Original implementation is available at https://github.com/hardingnj/xpclr/
Usage: xpclrs [OPTIONS] --input <INPUT> --out <OUT> --samplesA <SAMPLES_A> --samplesB <SAMPLES_B> --chr <CHROM>
Options:
-I, --input <INPUT> input file(s)
-O, --out <OUT> Output file name.
-A, --samplesA <SAMPLES_A> Samples in population A. Path to file with each ID on a line.
-B, --samplesB <SAMPLES_B> Samples in population B. Path to file with each ID on a line.
-R, --rrate <RECRATE> Recombination rate per base. [default: 1e-8]
-L, --ld <LDCUTOFF> LD cutoff. [default: 0.95]
-M, --maxsnps <MAXSNPS> Max SNPs in a window. [default: 200]
-N, --minsnps <MINSNPS> Min SNPs in a window. [default: 10]
--size <SIZE> Sliding window size. [default: 20000]
--start <START> Start position for the sliding windows. [default: 1]
--stop <STOP> Stop position for the sliding windows.
--step <STEP> Step size for the sliding windows. [default: 20000]
-P, --phased Whether data is phased for more precise r2 calculation (does not work with --plink).
-C, --chr <CHROM> Chromosome to analyse.
--gdistkey <DISTKEYS> Key in INFO field providing the genetic position of each variant in the VCF file
-t, --threads <NTHREADS> Number of threads to use [default: 1]
-f, --format <OUTFMT> Format to save the output (csv, tsv, txt) [default: tsv] [possible values: tsv, txt, csv]
-F, --fast Run analysis in fast mode (faster integration, but gives results that are less accurate compared with the original tool)
--plink Input is in PLINK binary format (.bed/.bim/.fam) rather than VCF/BCF; EXPERIMENTAL.
-l, --log <LOG> Logging level. [default: info] [possible values: info, debug]
-h, --help Print help
-V, --version Print version
Users can perform a trial run on the demo data provided by this repository with the command:
xpclrs --input test/test.vcf.gz --out test --samplesA test/samplesA.txt --samplesB test/samplesB.txt --chr chr1
It is possible to run the same analysis with multiple cores by setting --threads/-t to a higher integer value (if set to 0, the software will try to use all the threads available):
xpclrs --input test/test.vcf.gz --out test --samplesA test/samplesA.txt --samplesB test/samplesB.txt --chr chr1 --threads 4
The software can consider the phase when computing the linkage disequilibrium by providing the --phased option.
When providing inputs in plink binary format, users need to provide the appropriate --plink option:
xpclrs --input test/plink --plink --out test --samplesA test/samplesA_plink.txt --samplesB test/samplesB_plink.txt --chr 1
Finally, the software provides a --fast option, that disable the adaptive integration and provides approximate results.
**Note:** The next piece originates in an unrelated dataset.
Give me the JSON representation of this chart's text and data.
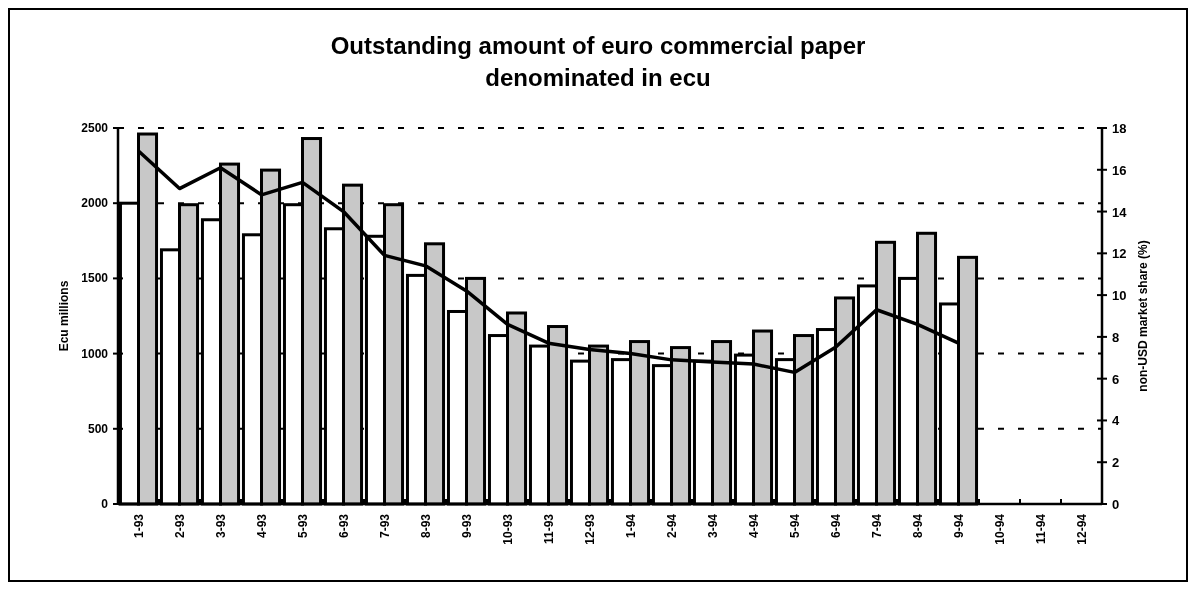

This speeds up the software significantly, but results may vary when compared with the original implementation.
The tool comes with a demo data generated from the 1000GP dataset. It is also possible to test the tool using the demo data in the original xpclr repository.
If you use the tool, please cite:
Chen H, Patterson N, Reich D. Population differentiation as a test for selective sweeps. Genome Res. 2010 Mar;20(3):393-402. doi: 10.1101/gr.100545.109. Epub 2010 Jan 19. PMID: 20086244; PMCID: PMC2840981.
The original xpclr tool:
The preprint:
Talenti A. XPCLRS: Fast Selection Signature Detection Using Cross-Population Composite Likelihood Ratio. bioRxiv 2026.02.27.708459. doi: 10.64898/2026.02.27.708459.